Tuesday, February 19, 2013

Gulls and other on Great Backyard Bird Count

      
     Gulls and  robins and  others -- oh my! The last four  days (Feb. 15-18, 2013) have been a part of the "Great Backyard Bird Count". I guess they were in my backyard in the sense that they were in my town on the East coast. And the "list" the birdcount.org provided me didn't have
a "Kittiwake" gull (see photo above) on it. The kittiwake is supposed to just be a coastal bird,
from off the Virginia coast all the way up to Canada, but with all the snow and storms we have had in the past few weeks, isn't it possible that they would be around?
     I spied them in town near the college and the Kroeger grocery parking lot, and by Kroeger they were much nearer and their wings looked "really" long! That leads me to believe they are not the more common herring gull, which I guess we do see sometimes in the grocery parking lot too. I remember several years ago, when my oldest son went to college here, that I saw a number of seagulls in the Kroeger parking lot. We must be inland about 500 miles, yet the birds seem to like to make an appearance here, as though the parking lot represented some kind of modern, paved gray beach. Maybe they do find junk to eat in supermarket parking lots. But traveling 500 miles inland seems like an awfully long way to go to get your dinner!
    We also viewed 3 robins (the harbingers of spring!) on the side of a ball field at the local park. It was brutally cold with a searing wind going and it is no wonder they were low to the ground, trying to get out of that wind. Perhaps they were on their way up to new England, though I can't see why. It is even "colder" up there!
   A few crows, vultures and starlings also made an appearance during that time. And my husband spied a pair of attractive mourning doves on the next door neighbor's property. I personally think the birds could have waited another month (by then it will officially be spring), as now is really miserable with cold, whipping winds that make it seem like 19o F sometimes!!
    I am glad to see some more birds around, but that's not so good around our house -- our 8 year old cat probably "loves" the idea of the birds deciding to come back!
   If you want to see how many were counted go to birdcount.org.

Sunday, February 3, 2013

Seeking hummingbirds

    Most people probably think of a hummingbird as some kind of huge insect. But it "is" a bird. According to bird hobbyist Melanie Fox and a little research I have done, hummingbirds are feisty little (no, not buggers) aviary beings. Some species have been known to venture to the high American Rockies or even Alaska.
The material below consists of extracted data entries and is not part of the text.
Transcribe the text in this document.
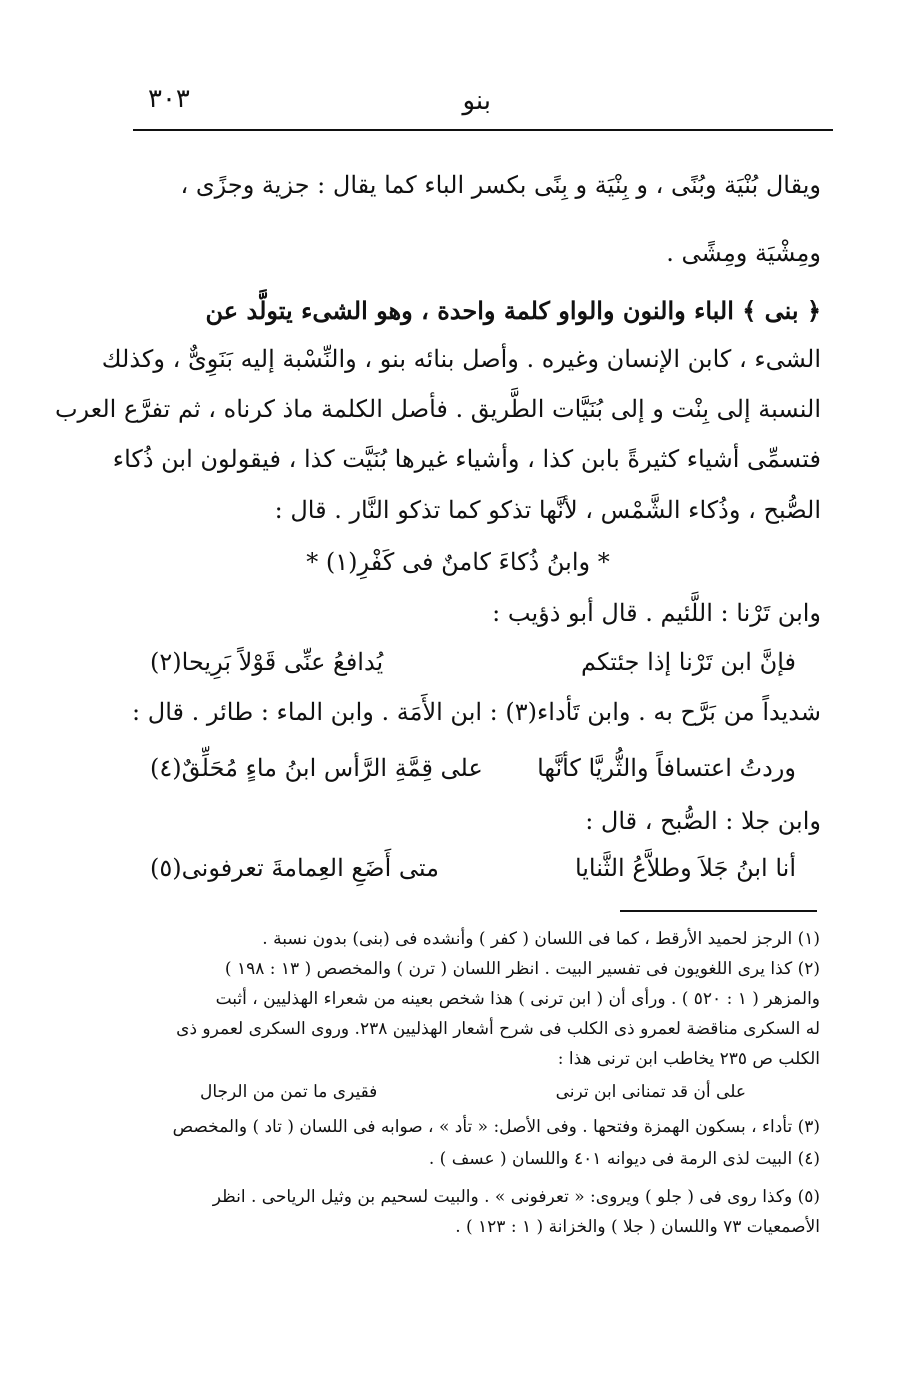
بنو
٣٠٣
ويقال بُنْيَة وبُنًى ، و بِنْيَة و بِنًى بكسر الباء كما يقال : جزية وجزًى ،
ومِشْيَة ومِشًى .
﴿ بنى ﴾ الباء والنون والواو كلمة واحدة ، وهو الشىء يتولَّد عن
الشىء ، كابن الإنسان وغيره . وأصل بنائه بنو ، والنِّسْبة إليه بَنَوِىٌّ ، وكذلك
النسبة إلى بِنْت و إلى بُنَيَّات الطَّريق . فأصل الكلمة ماذ كرناه ، ثم تفرَّع العرب
فتسمِّى أشياء كثيرةً بابن كذا ، وأشياء غيرها بُنَيَّت كذا ، فيقولون ابن ذُكاء
الصُّبح ، وذُكاء الشَّمْس ، لأنَّها تذكو كما تذكو النَّار . قال :
* وابنُ ذُكاءَ كامنٌ فى كَفْرِ(١) *
وابن تَرْنا : اللَّئيم . قال أبو ذؤيب :
فإنَّ ابن تَرْنا إذا جئتكم
يُدافعُ عنِّى قَوْلاً بَرِيحا(٢)
شديداً من بَرَّح به . وابن تَأداء(٣) : ابن الأَمَة . وابن الماء : طائر . قال :
وردتُ اعتسافاً والثُّريَّا كأنَّها
على قِمَّةِ الرَّأس ابنُ ماءٍ مُحَلِّقٌ(٤)
وابن جلا : الصُّبح ، قال :
أنا ابنُ جَلاَ وطلاَّعُ الثَّنايا
متى أَضَعِ العِمامةَ تعرفونى(٥)
(١) الرجز لحميد الأرقط ، كما فى اللسان ( كفر ) وأنشده فى (بنى) بدون نسبة .
(٢) كذا يرى اللغويون فى تفسير البيت . انظر اللسان ( ترن ) والمخصص ( ١٣ : ١٩٨ )
والمزهر ( ١ : ٥٢٠ ) . ورأى أن ( ابن ترنى ) هذا شخص بعينه من شعراء الهذليين ، أثبت
له السكرى مناقضة لعمرو ذى الكلب فى شرح أشعار الهذليين ٢٣٨. وروى السكرى لعمرو ذى
الكلب ص ٢٣٥ يخاطب ابن ترنى هذا :
على أن قد تمنانى ابن ترنى
فقيرى ما تمن من الرجال
(٣) تأداء ، بسكون الهمزة وفتحها . وفى الأصل: « تأد » ، صوابه فى اللسان ( تاد ) والمخصص
(٤) البيت لذى الرمة فى ديوانه ٤٠١ واللسان ( عسف ) .
(٥) وكذا روى فى ( جلو ) ويروى: « تعرفونى » . والبيت لسحيم بن وثيل الرياحى . انظر
الأصمعيات ٧٣ واللسان ( جلا ) والخزانة ( ١ : ١٢٣ ) .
In the extreme temperatures actually cause them to go into a state of "torpor" where their heart beat is a mere 60 or 70 beat a minute and they may look like they are not even alive.
     But on a late fall day over a month ago (was it early December?) I scrambled to get some clothes on after Melanie emailed me that her feeder in front of her townhouse had attracted some hummers. So I got down there just as a few even "bigger" bird hobbyists caught the hummers in this little netting they put  over a bird cagelike like device the bird feeder was in, in order to tag then release the birds. They'd had a ruby throated juvenille on hand before I got there. As I arrived they were hold a tiny "rufous" hummingbird in the netting while putting a tiny, tiny aluminum band around its tiny leg. They told me they try the following year to capture the ones with the band on the leg to see where they have been and come back to. The rufous hummingbird is normally a West coast (down to the Baja pennisula next Mexico) bird that migrates south. But sometimes, they go off course.
    The rufous hummingbird had a light gray breast, and is supposed to be brownish with maybe a drop of yellow or red on top. Birds in general are pretty fast. But watch for those house cats! We have an indoor-outdoor cat, which may be a reason we don't see too many birds outside of sparrows and a few mourning doves when the weather was warmer. Cats can be fastER sometimes. But it is interesting to learn something new about birds.